Redefining Customer: Regarding the redefinition of “customer” for indirect investors (which would also provide indirect investors access to SIPC funds), it has been far more difficult to persuade Congressional members and staff that the Congress in 1970 or 1978 contemplated providing SIPA protection to indirects — in effect to customers of customers. I’m not saying they’re right, and we know they are clearly empathetic, but it’s another step in the process of winning them over, and needs some creative outside-the-box thinking as to how to make that leap and provide relief, whether via the SIPC fund or some other means.

SIPC Shortfall: Some are concerned that the proposed legislation might create a shortfall in SIPC funds. This should not be at issue. It is SIPC’s obligation to cure any shortfall by assessing the necessary fees, should Congress direct them to do so.

Clawback from Indirect Investors: Some indirects have also expressed concern that the proposed legislation provides no protections from clawback, or worse, discourages those protections while providing them to direct investors. Unquestionably, Congressman Garrett has no desire to see his legislation weaken clawback protections for any innocent investors – direct or indirect Moreover, for current victims of the BLMIS failure, the expiration of the Trustee’s statute of limitations for filing lawsuits would presumably prevent further action against indirect investors, even if one were not inclined to believe the Trustee’s earlier assertions that he would not be pursuing customers of feeder funds.

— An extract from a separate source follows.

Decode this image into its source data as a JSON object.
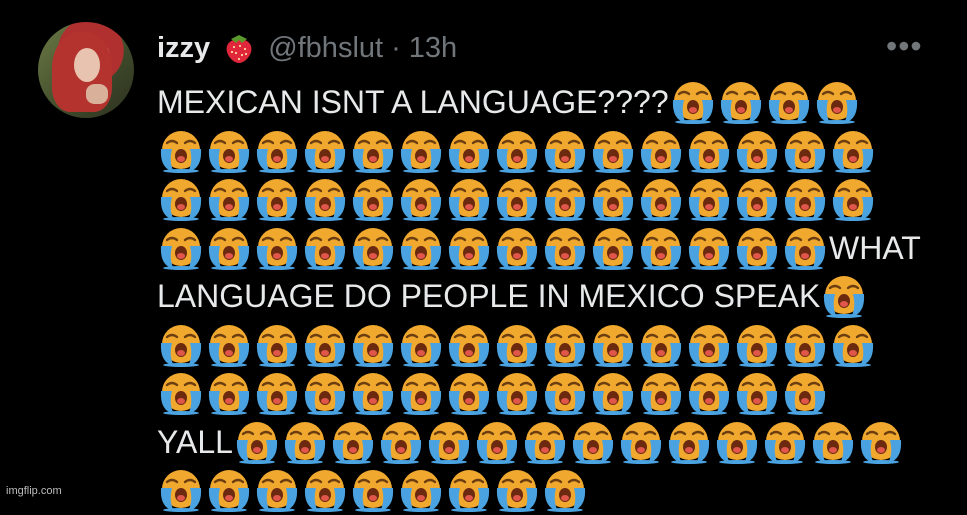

Recoveries of customer property. Lastly, and importantly, we think that the recoveries of customer property by the Trustee should be welcome news for indirects. Even though there are a variety of scenarios that could be key factors in how much each fund, as a “customer” receives, we imagine that indirect investors stand to obtain a substantial share of the total recoveries, which could exceed $20B or even far more, as the Trustee alleges is feasible.

What’s important for all investors is undertaking a civil and respectful approach to Congress. Criticizing the proposed legislation only serves to diminish the effectiveness of the message of indirects, and puts them in a negative light. It also makes our work on behalf of indirect investors more difficult. Instead, asking Congress to now turn some of their attention to the plight of thousands of indirect investors without criticizing HR757 increases the chances of success for indirects. Strategically targeting Congressmen in high victim districts as well as communications with key congressional leaders in a positive manner that focuses on the personal narratives of innocent investors is all important.

Even as NIAP advocates for additional relief for indirect investors, and as we’ve indicated in prior updates, additional help is needed to persuade members of Congress. NIAP cannot do this alone – indirect investors must reach out to their representatives and effectively convey their personal stories. NIAP’s lobbyists can open the door and be supportive, but the convincing really happens on a grassroots level for all legislation.

This is, and will continue to be, a long and difficult process for all, complicated by many different categories of victims. NIAP will continue to press forward, seeking pragmatic solutions within the scope of its abilities. While victims of this fraud work to build support, however, we must not tear down. I again urge all to pursue the high road in dialogue, and focus on building the changes that need to be made.